The sinking of the Llandovery Castle served only to harden Allied resolve
Less than a month after the sinking, on 11th June 1918, U-86’s commander was awarded the prestigious decoration of Knights Cross with Swords – an act as stupid as it was insensitive. Allied and neutral outrage at the atrocity was predictably fierce and deepened by the fact that a total of fourteen female nurses had died. The sinking of the Llandovery Castle, like that of the Lusitania in 1915, proved counterproductive, prompting even stronger Allied resentment against Germany and hardening resolve to see the war through to its bitter conclusion. After the war Captain Brümmer-Patzig and two of his officers were arraigned in 1921 at what proved to be the farcical Leipzig war-crimes trials. Sympathisers helped Brümmer-Patzig flee the country, and so he evaded retribution, while his subordinates were acquitted on the argument that “We were only following orders” – a defence that was made again in Nuremberg twenty-five years later, thought with less success. Brümmer-Patzig was to see U-boat service again in WW2, this time in a training role, and he lived on to 1984.

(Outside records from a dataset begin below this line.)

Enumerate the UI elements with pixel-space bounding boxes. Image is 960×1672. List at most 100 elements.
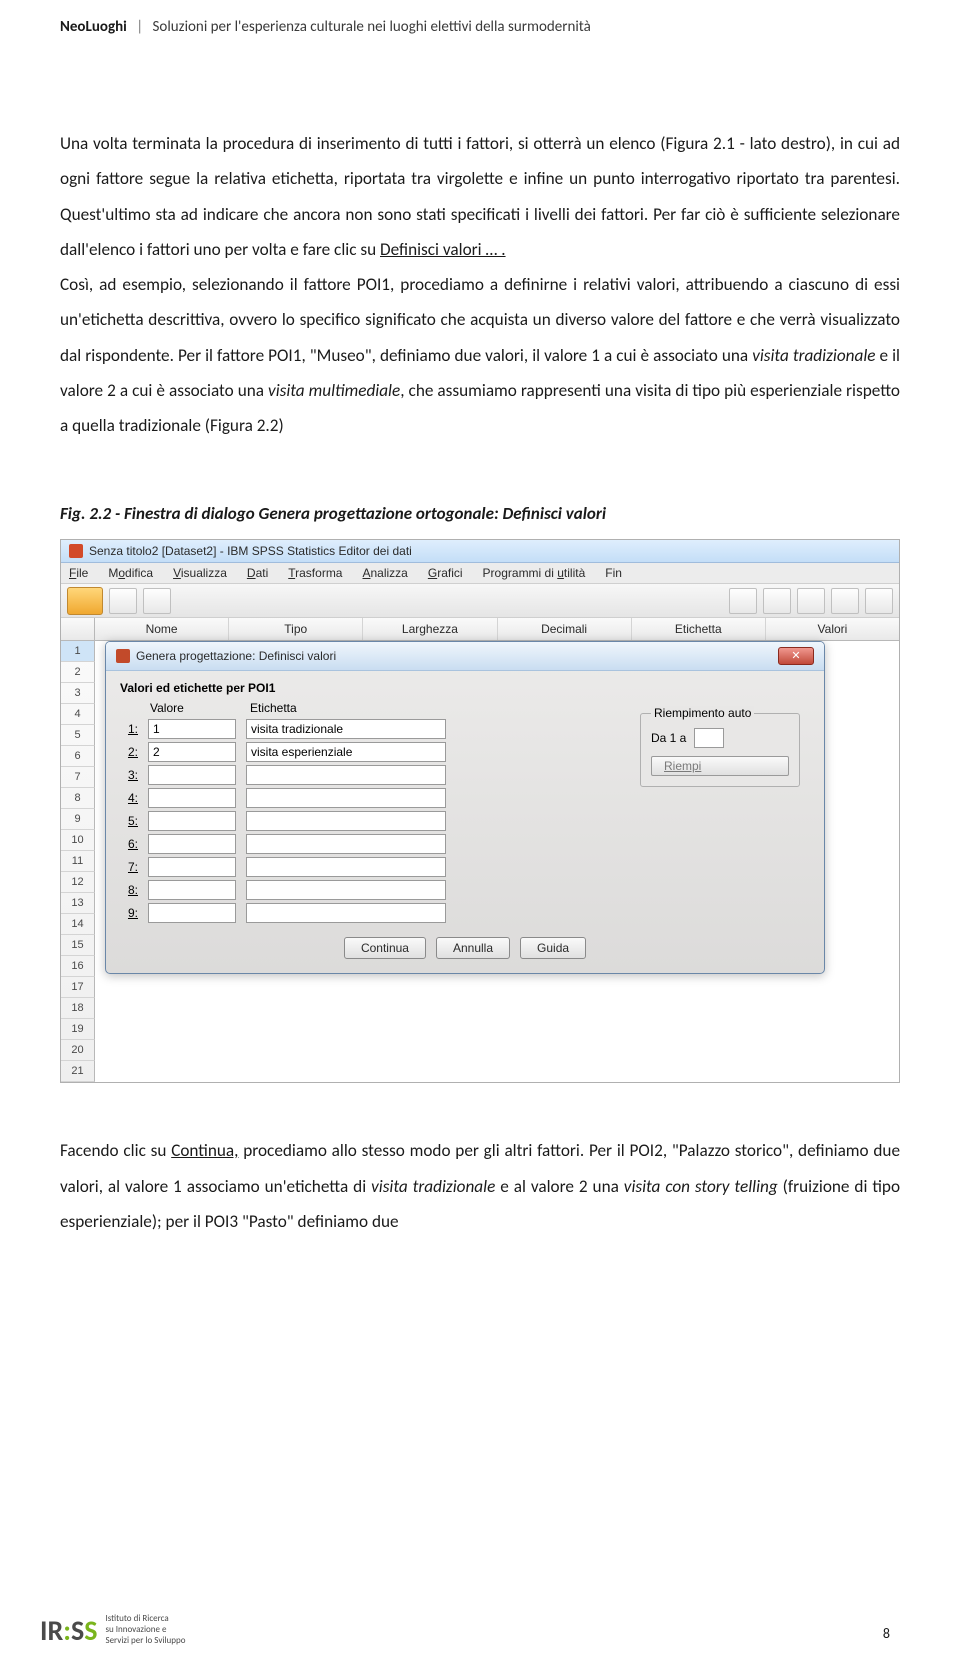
menu-visualizza[interactable]: Visualizza [173,566,227,580]
row-index: 6: [120,837,138,851]
toolbar-btn-1[interactable] [109,588,137,614]
menu-grafici[interactable]: Grafici [428,566,463,580]
row-8[interactable]: 8 [61,788,95,809]
fill-group: Riempimento auto Da 1 a Riempi [640,713,800,787]
row-20[interactable]: 20 [61,1040,95,1061]
row-9[interactable]: 9 [61,809,95,830]
dialog-buttons: Continua Annulla Guida [120,937,810,959]
label-input-9[interactable] [246,903,446,923]
label-input-4[interactable] [246,788,446,808]
fill-button[interactable]: Riempi [651,756,789,776]
window-titlebar: Senza titolo2 [Dataset2] - IBM SPSS Stat… [61,540,899,563]
logo-glyph: IR:SS [40,1613,97,1648]
col-larghezza[interactable]: Larghezza [363,618,497,640]
paragraph-3: Facendo clic su Continua, procediamo all… [60,1133,900,1239]
row-4[interactable]: 4 [61,704,95,725]
define-values-dialog: Genera progettazione: Definisci valori ✕… [105,641,825,974]
value-input-2[interactable] [148,742,236,762]
value-row-7: 7: [120,857,810,877]
menu-modifica[interactable]: Modifica [108,566,153,580]
help-button[interactable]: Guida [520,937,586,959]
value-input-5[interactable] [148,811,236,831]
menubar: File Modifica Visualizza Dati Trasforma … [61,563,899,584]
menu-dati[interactable]: Dati [247,566,268,580]
row-15[interactable]: 15 [61,935,95,956]
row-numbers: 1 2 3 4 5 6 7 8 9 10 11 12 13 14 15 16 1… [61,641,95,1082]
row-6[interactable]: 6 [61,746,95,767]
menu-fin[interactable]: Fin [605,566,622,580]
row-13[interactable]: 13 [61,893,95,914]
row-18[interactable]: 18 [61,998,95,1019]
spss-screenshot: Senza titolo2 [Dataset2] - IBM SPSS Stat… [60,539,900,1083]
value-row-4: 4: [120,788,810,808]
toolbar-btn-5[interactable] [797,588,825,614]
toolbar-btn-7[interactable] [865,588,893,614]
row-7[interactable]: 7 [61,767,95,788]
toolbar-btn-4[interactable] [763,588,791,614]
row-index: 2: [120,745,138,759]
fill-to-input[interactable] [694,728,724,748]
label-input-8[interactable] [246,880,446,900]
row-17[interactable]: 17 [61,977,95,998]
cancel-button[interactable]: Annulla [436,937,510,959]
row-2[interactable]: 2 [61,662,95,683]
figure-caption: Fig. 2.2 - Finestra di dialogo Genera pr… [60,503,900,524]
row-19[interactable]: 19 [61,1019,95,1040]
row-index: 5: [120,814,138,828]
row-11[interactable]: 11 [61,851,95,872]
logo-text: Istituto di Ricerca su Innovazione e Ser… [105,1614,185,1646]
paragraph-2: Così, ad esempio, selezionando il fattor… [60,267,900,443]
row-10[interactable]: 10 [61,830,95,851]
value-input-7[interactable] [148,857,236,877]
toolbar-btn-3[interactable] [729,588,757,614]
fill-from-label: Da 1 a [651,731,686,745]
value-input-3[interactable] [148,765,236,785]
menu-analizza[interactable]: Analizza [362,566,407,580]
label-input-6[interactable] [246,834,446,854]
dialog-icon [116,649,130,663]
row-21[interactable]: 21 [61,1061,95,1082]
value-input-1[interactable] [148,719,236,739]
header-divider: | [136,18,143,36]
label-input-3[interactable] [246,765,446,785]
window-title: Senza titolo2 [Dataset2] - IBM SPSS Stat… [89,544,412,558]
open-icon[interactable] [67,587,103,615]
col-tipo[interactable]: Tipo [229,618,363,640]
toolbar-btn-6[interactable] [831,588,859,614]
row-5[interactable]: 5 [61,725,95,746]
value-input-6[interactable] [148,834,236,854]
menu-file[interactable]: File [69,566,88,580]
menu-trasforma[interactable]: Trasforma [288,566,342,580]
col-etichetta[interactable]: Etichetta [632,618,766,640]
row-3[interactable]: 3 [61,683,95,704]
row-14[interactable]: 14 [61,914,95,935]
menu-utilita[interactable]: Programmi di utilità [483,566,586,580]
toolbar-btn-2[interactable] [143,588,171,614]
value-input-8[interactable] [148,880,236,900]
continue-button[interactable]: Continua [344,937,426,959]
row-1[interactable]: 1 [61,641,95,662]
col-nome[interactable]: Nome [95,618,229,640]
brand-name: NeoLuoghi [60,18,127,36]
value-input-4[interactable] [148,788,236,808]
label-input-7[interactable] [246,857,446,877]
value-row-8: 8: [120,880,810,900]
col-valori[interactable]: Valori [766,618,899,640]
value-row-9: 9: [120,903,810,923]
col-decimali[interactable]: Decimali [498,618,632,640]
value-input-9[interactable] [148,903,236,923]
header-subtitle: Soluzioni per l'esperienza culturale nei… [153,18,591,36]
grid-area: 1 2 3 4 5 6 7 8 9 10 11 12 13 14 15 16 1… [61,641,899,1082]
section-label: Valori ed etichette per POI1 [120,681,810,695]
row-index: 8: [120,883,138,897]
row-index: 9: [120,906,138,920]
value-row-5: 5: [120,811,810,831]
label-input-1[interactable] [246,719,446,739]
row-12[interactable]: 12 [61,872,95,893]
row-index: 7: [120,860,138,874]
close-button[interactable]: ✕ [778,647,814,665]
label-input-2[interactable] [246,742,446,762]
label-input-5[interactable] [246,811,446,831]
etichetta-header: Etichetta [250,701,450,715]
row-16[interactable]: 16 [61,956,95,977]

A final point. All of the cases mentioned here occurred in British home waters in which German U-boats operated from close-by bases on the Belgian coast. It was to capture these bases, and so curtail the U-boat campaign, that the Third Ypres campaign (often referred to as Passchendaele) was launched in mid-1917. This campaign is frequently portrayed disparagingly as a futile effort to capture a few square miles of muddy ground. The victims on the hospital ships, and on the hundreds of other vessels that were fell prey to the U-boats might have disagreed.